Secondo Agamben, ciò che manca oggi è propriamente uno studio ragionato e consapevole sul conflitto civile, ossia un tentativo di pensare filosoficamente la crisi e lo scontro. Un tentativo, deve aggiungersi, che ben al contrario si attualizza nel desiderio compulsivo di gestire, risolvere e se possibile anticipare il caso serio, al fine di evitarne ogni possibile problematicità. Proprio alla luce di questa ansia di risoluzione, il dato intellettuale tristemente si smarrisce: a riprova di ciò stanno tanto l’assenza di testi giuridici e politologici di riferimento, quanto la crisi stessa del termine guerra civile, sintagma che nell’ambito internazionale si riduce oramai a fattispecie invocante il mero intervento regolativo degli organismi internazionali. Ecco dunque che di fronte alle civil (o, come sembra ormai consuetudine etichettarle, uncivil) wars non si elabora più una teoria volta alla loro comprensione, bensì si mira a un management delle medesime, ossia a un articolato sistema di iniziative che si esplicita nelle plurime attività «della gestione, della manipolazione e dell’internazionalizzazione dei conflitti interni» (p. 11). Per colmare questa sorprendente mancanza, il breve saggio di Agamben si incarica di mostrare due eclatanti manifestazioni storiche di tale paradigma, ricorrendo alla tradizione politica della Grecia classica e al pensiero filosofico di Thomas Hobbes. La convinzione che muove l’Autore in questo particolare percorso è infatti che entrambi i momenti rappresentino «le due facce di uno stesso paradigma politico, che si manifesta da una parte nell’affermazione della necessità della guerra civile e, dall’altra, nella necessità della sua esclusione» (p. 12). Tale opposizione, in altri termini, è il segno concreto di una loro intima vicinanza, che il consueto stile espositivo agambeniano chiarisce nelle sue plurime implicazioni.

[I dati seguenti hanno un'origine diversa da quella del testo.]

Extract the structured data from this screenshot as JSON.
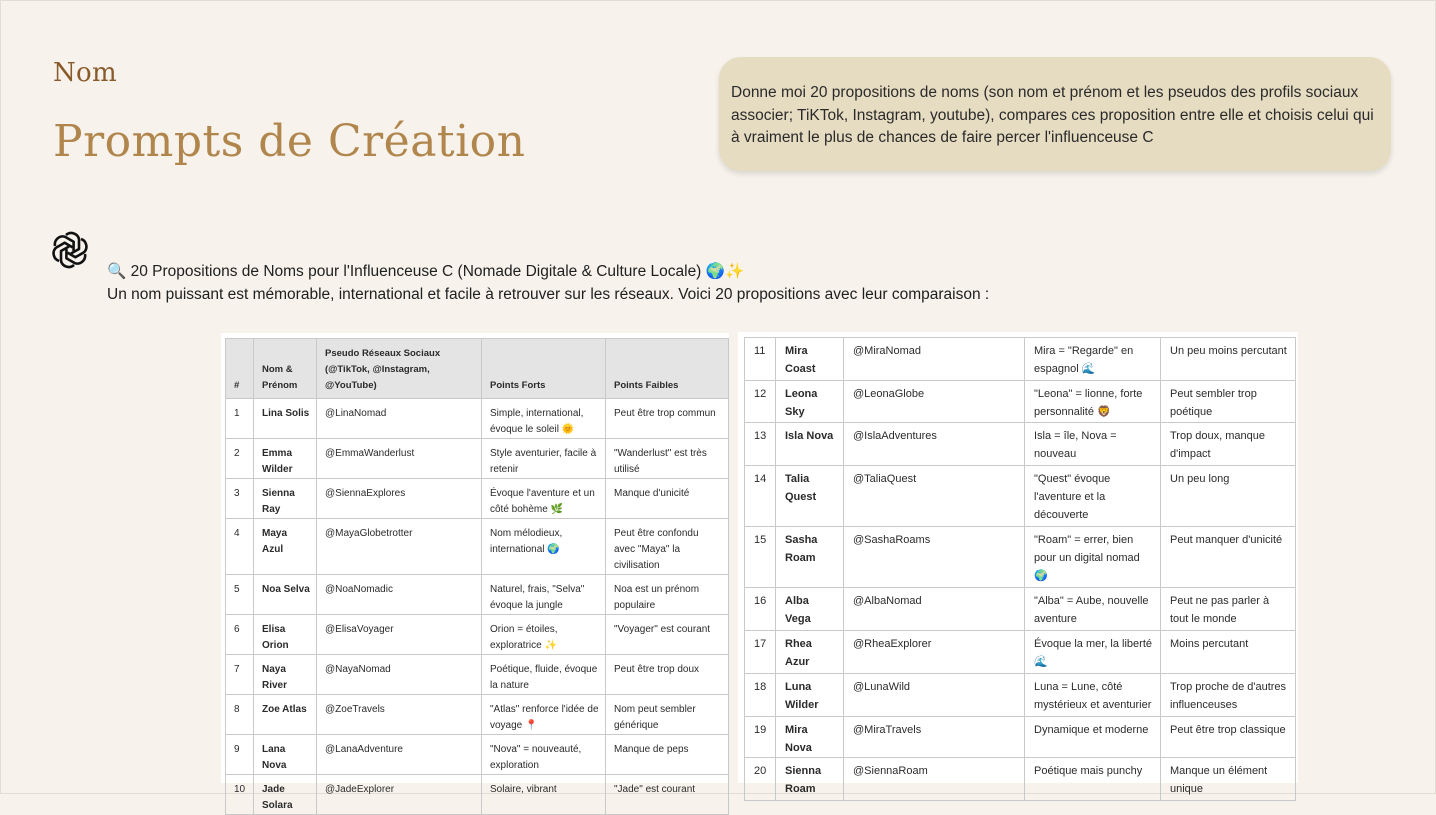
{
  "page": {
    "kicker": "Nom",
    "title": "Prompts de Création"
  },
  "prompt": {
    "text": "Donne moi 20 propositions de noms (son nom et prénom et les pseudos des profils sociaux associer; TiKTok, Instagram, youtube), compares ces proposition entre elle et choisis celui qui à vraiment le plus de chances de faire percer l'influenceuse C"
  },
  "response": {
    "heading_icon": "🔍",
    "heading": "20 Propositions de Noms pour l'Influenceuse C (Nomade Digitale & Culture Locale)",
    "heading_emojis": "🌍✨",
    "intro": "Un nom puissant est mémorable, international et facile à retrouver sur les réseaux. Voici 20 propositions avec leur comparaison :"
  },
  "table": {
    "headers": [
      "#",
      "Nom & Prénom",
      "Pseudo Réseaux Sociaux (@TikTok, @Instagram, @YouTube)",
      "Points Forts",
      "Points Faibles"
    ],
    "rows_left": [
      [
        "1",
        "Lina Solis",
        "@LinaNomad",
        "Simple, international, évoque le soleil 🌞",
        "Peut être trop commun"
      ],
      [
        "2",
        "Emma Wilder",
        "@EmmaWanderlust",
        "Style aventurier, facile à retenir",
        "\"Wanderlust\" est très utilisé"
      ],
      [
        "3",
        "Sienna Ray",
        "@SiennaExplores",
        "Évoque l'aventure et un côté bohème 🌿",
        "Manque d'unicité"
      ],
      [
        "4",
        "Maya Azul",
        "@MayaGlobetrotter",
        "Nom mélodieux, international 🌍",
        "Peut être confondu avec \"Maya\" la civilisation"
      ],
      [
        "5",
        "Noa Selva",
        "@NoaNomadic",
        "Naturel, frais, \"Selva\" évoque la jungle",
        "Noa est un prénom populaire"
      ],
      [
        "6",
        "Elisa Orion",
        "@ElisaVoyager",
        "Orion = étoiles, exploratrice ✨",
        "\"Voyager\" est courant"
      ],
      [
        "7",
        "Naya River",
        "@NayaNomad",
        "Poétique, fluide, évoque la nature",
        "Peut être trop doux"
      ],
      [
        "8",
        "Zoe Atlas",
        "@ZoeTravels",
        "\"Atlas\" renforce l'idée de voyage 📍",
        "Nom peut sembler générique"
      ],
      [
        "9",
        "Lana Nova",
        "@LanaAdventure",
        "\"Nova\" = nouveauté, exploration",
        "Manque de peps"
      ],
      [
        "10",
        "Jade Solara",
        "@JadeExplorer",
        "Solaire, vibrant",
        "\"Jade\" est courant"
      ]
    ],
    "rows_right": [
      [
        "11",
        "Mira Coast",
        "@MiraNomad",
        "Mira = \"Regarde\" en espagnol 🌊",
        "Un peu moins percutant"
      ],
      [
        "12",
        "Leona Sky",
        "@LeonaGlobe",
        "\"Leona\" = lionne, forte personnalité 🦁",
        "Peut sembler trop poétique"
      ],
      [
        "13",
        "Isla Nova",
        "@IslaAdventures",
        "Isla = île, Nova = nouveau",
        "Trop doux, manque d'impact"
      ],
      [
        "14",
        "Talia Quest",
        "@TaliaQuest",
        "\"Quest\" évoque l'aventure et la découverte",
        "Un peu long"
      ],
      [
        "15",
        "Sasha Roam",
        "@SashaRoams",
        "\"Roam\" = errer, bien pour un digital nomad 🌍",
        "Peut manquer d'unicité"
      ],
      [
        "16",
        "Alba Vega",
        "@AlbaNomad",
        "\"Alba\" = Aube, nouvelle aventure",
        "Peut ne pas parler à tout le monde"
      ],
      [
        "17",
        "Rhea Azur",
        "@RheaExplorer",
        "Évoque la mer, la liberté 🌊",
        "Moins percutant"
      ],
      [
        "18",
        "Luna Wilder",
        "@LunaWild",
        "Luna = Lune, côté mystérieux et aventurier",
        "Trop proche de d'autres influenceuses"
      ],
      [
        "19",
        "Mira Nova",
        "@MiraTravels",
        "Dynamique et moderne",
        "Peut être trop classique"
      ],
      [
        "20",
        "Sienna Roam",
        "@SiennaRoam",
        "Poétique mais punchy",
        "Manque un élément unique"
      ]
    ]
  },
  "colors": {
    "background": "#f7f3ec",
    "kicker": "#8a5a2b",
    "title": "#b0864d",
    "bubble": "#e6dcc2"
  },
  "icons": {
    "assistant": "openai-logo-icon"
  }
}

Prima di tutto, il doppio e opposto significato del termine stasis, che va ad indicare tanto il concetto di immobilità, stabilità e mantenimento dello status quo, quanto quello di sedizione, rivolta e infine rivolgimento politico. Nella sua prima accezione, il termine giunge fino ai nostri giorni nelle forme note di stato ed istituzione (entrambi derivando, come lo stesso termine stasis, dal radicale “–sta” del verbo greco hìstemi). Nel suo secondo senso, il lemma sembra invece essersi dissipato, permanendo solo come antica vox media di un paradigma politico più ampio e quasi sotterraneo. Attraverso un’analisi delle sue molteplici ricorrenze sia in Tucidide sia in Platone, Agamben arguisce che in realtà l’emblematica indeterminatezza della voce ricade di fatto in una forma di ambiguità concettuale, in base alla quale la guerra civile esulerebbe tanto dall’oikos (ossia dal focolare domestico), quanto dalla pòlis (ossia dalla collettività urbana). Essa sarebbe quindi la zona di indifferenza tra lo spazio impolitico della famiglia e quello politico della città: «nel sistema della politica greca, la guerra civile funziona come una soglia di politicizzazione o di depoliticizzazione, attraverso la quale la casa si eccede in città, e la città si depoliticizza in famiglia» (p.24). In definitiva, la stasis opera come un reagente che rivela l’elemento politico nel caso estremo, ossia come una soglia di politicizzazione che determina di per sé il carattere politico o impolitico di un certo essere. Ulteriore conseguenza è che questa stessa indeterminatezza concettuale si riverbera nel formante giuridico, così come mostrato dall’istituto penalistico dell’amnistia. Se infatti il prendere parte alla guerra civile era nell’antica Grecia politicamente necessario, a conclusione del conflitto interveniva comunque la pacificazione sociale, che attraverso le forme dell’oblio (amnistia – da amnestèo – indica appunto la dimenticanza) sanava retroattivamente la partecipazione attiva dei suoi componenti. In questo senso, la stasis non è qualcosa che semplicemente deve essere rimosso, ma è «l’indimenticabile che deve restare sempre possibile nella città e che, tuttavia, non deve essere ricordato attraverso processi e risentimenti» (p. 29).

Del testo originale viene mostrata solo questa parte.